Although this statement might indicate that climate change can have its advantages, the swap of rainfall for snowfall is not an advantage. Additional rainfall means an increase in precipitation. As more rain than snow falls, and because snow is less dense, rain accumulates at a faster rate and heightens the conditions for soil erosion.
Soil and Climate Change
Soil is the basis for food and shelter, and the degradation of its health can lead to environmental, economic, and human health losses. Under current agricultural practices, tillage alone could increase the erosion rate from 0.17 tons per acre to 0.5 tons per acre, resulting in a 192% increase in soil loss.
Erosion leads to the devastating loss of topsoils as well as a weakening of the underlying subsoils. Acidity accumulates in soil and trickles down to ultimately affect the O horizon — soil’s parent layer.
Controlling Erosion in the Face of Climate Change
By altering farming practices and replanting protective vegetation, we might be able to minimize climate change effects on soil and erosion loss. The use of coir textiles that help soil retain water and maintain pH levels while diverting erosion’s path prove to reduce loss, as well. Taking care not to compact wet soil or let it dry out contributes to a healthy microbial colony that aids in soil’s nutrient uptake, distribution, and regeneration.
The Geography Department at University of Kentucky College of Arts and Sciences offers a hopeful scenario: “There’s an obvious warning here with respect to ongoing and future climate change — relatively minor climate-driven disturbances could result in disproportionately severe erosion and land degradation. But there’s also an opportunity — in some situations relatively minor climate-driven disturbances in areas already experiencing erosion or degradation could be tipped into a minimum erosion, non-degrading state.”

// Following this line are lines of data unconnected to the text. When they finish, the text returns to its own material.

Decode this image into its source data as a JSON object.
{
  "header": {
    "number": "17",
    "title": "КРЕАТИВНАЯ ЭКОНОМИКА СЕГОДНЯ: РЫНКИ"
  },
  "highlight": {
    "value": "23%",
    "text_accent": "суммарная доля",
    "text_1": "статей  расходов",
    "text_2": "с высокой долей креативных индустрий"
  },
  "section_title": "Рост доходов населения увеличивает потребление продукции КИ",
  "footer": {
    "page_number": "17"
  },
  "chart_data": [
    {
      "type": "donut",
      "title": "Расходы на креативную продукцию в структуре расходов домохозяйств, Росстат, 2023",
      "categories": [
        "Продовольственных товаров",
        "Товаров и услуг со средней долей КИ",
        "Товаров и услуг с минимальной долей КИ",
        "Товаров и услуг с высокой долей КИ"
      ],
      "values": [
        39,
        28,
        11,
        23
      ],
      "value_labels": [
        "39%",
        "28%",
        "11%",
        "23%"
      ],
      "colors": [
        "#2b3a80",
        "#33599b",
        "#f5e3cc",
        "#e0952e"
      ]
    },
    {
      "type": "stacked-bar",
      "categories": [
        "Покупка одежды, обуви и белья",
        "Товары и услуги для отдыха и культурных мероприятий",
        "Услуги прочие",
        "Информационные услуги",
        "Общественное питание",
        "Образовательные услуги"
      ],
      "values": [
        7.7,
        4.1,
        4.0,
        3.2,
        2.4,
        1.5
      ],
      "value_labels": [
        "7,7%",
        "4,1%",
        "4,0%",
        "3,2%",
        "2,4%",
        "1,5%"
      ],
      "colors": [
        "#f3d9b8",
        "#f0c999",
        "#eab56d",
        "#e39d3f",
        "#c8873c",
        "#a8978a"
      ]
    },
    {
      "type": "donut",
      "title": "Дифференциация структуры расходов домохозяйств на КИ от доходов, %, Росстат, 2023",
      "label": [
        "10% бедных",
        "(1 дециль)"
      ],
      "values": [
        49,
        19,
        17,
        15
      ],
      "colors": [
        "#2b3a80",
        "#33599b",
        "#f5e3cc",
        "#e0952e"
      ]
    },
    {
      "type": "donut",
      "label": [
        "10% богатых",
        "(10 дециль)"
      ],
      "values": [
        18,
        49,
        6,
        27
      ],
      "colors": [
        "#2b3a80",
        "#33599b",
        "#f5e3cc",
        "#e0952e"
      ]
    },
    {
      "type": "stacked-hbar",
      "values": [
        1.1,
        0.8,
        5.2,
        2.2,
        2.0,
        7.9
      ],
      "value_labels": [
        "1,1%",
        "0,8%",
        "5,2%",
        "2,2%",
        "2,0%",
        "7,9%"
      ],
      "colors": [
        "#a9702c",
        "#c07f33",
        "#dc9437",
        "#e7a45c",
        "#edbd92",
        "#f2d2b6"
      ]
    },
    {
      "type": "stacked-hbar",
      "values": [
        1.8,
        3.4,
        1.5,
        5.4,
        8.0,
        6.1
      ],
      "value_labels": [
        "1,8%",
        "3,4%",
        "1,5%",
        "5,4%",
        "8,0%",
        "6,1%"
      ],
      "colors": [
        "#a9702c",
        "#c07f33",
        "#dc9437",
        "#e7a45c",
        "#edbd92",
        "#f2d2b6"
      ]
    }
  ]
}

It is not too late to recognize the effects of climate change and soil erosion. Committing to practices that help reduce instances of erosion or working to avoid it in the first place can have a positive impact on the land that is still able to work in human favor. As conditions change for better or worse, human interaction might be the first line of defense to man-made situations.
When precautions are put into place and soil is given the chance to recover from previous seasons or harvests, the land might have an opportunity to bounce back and continue to produce. Stemming the effects of soil erosion is a crucial component for overall soil health and, ultimately, the health of the planet.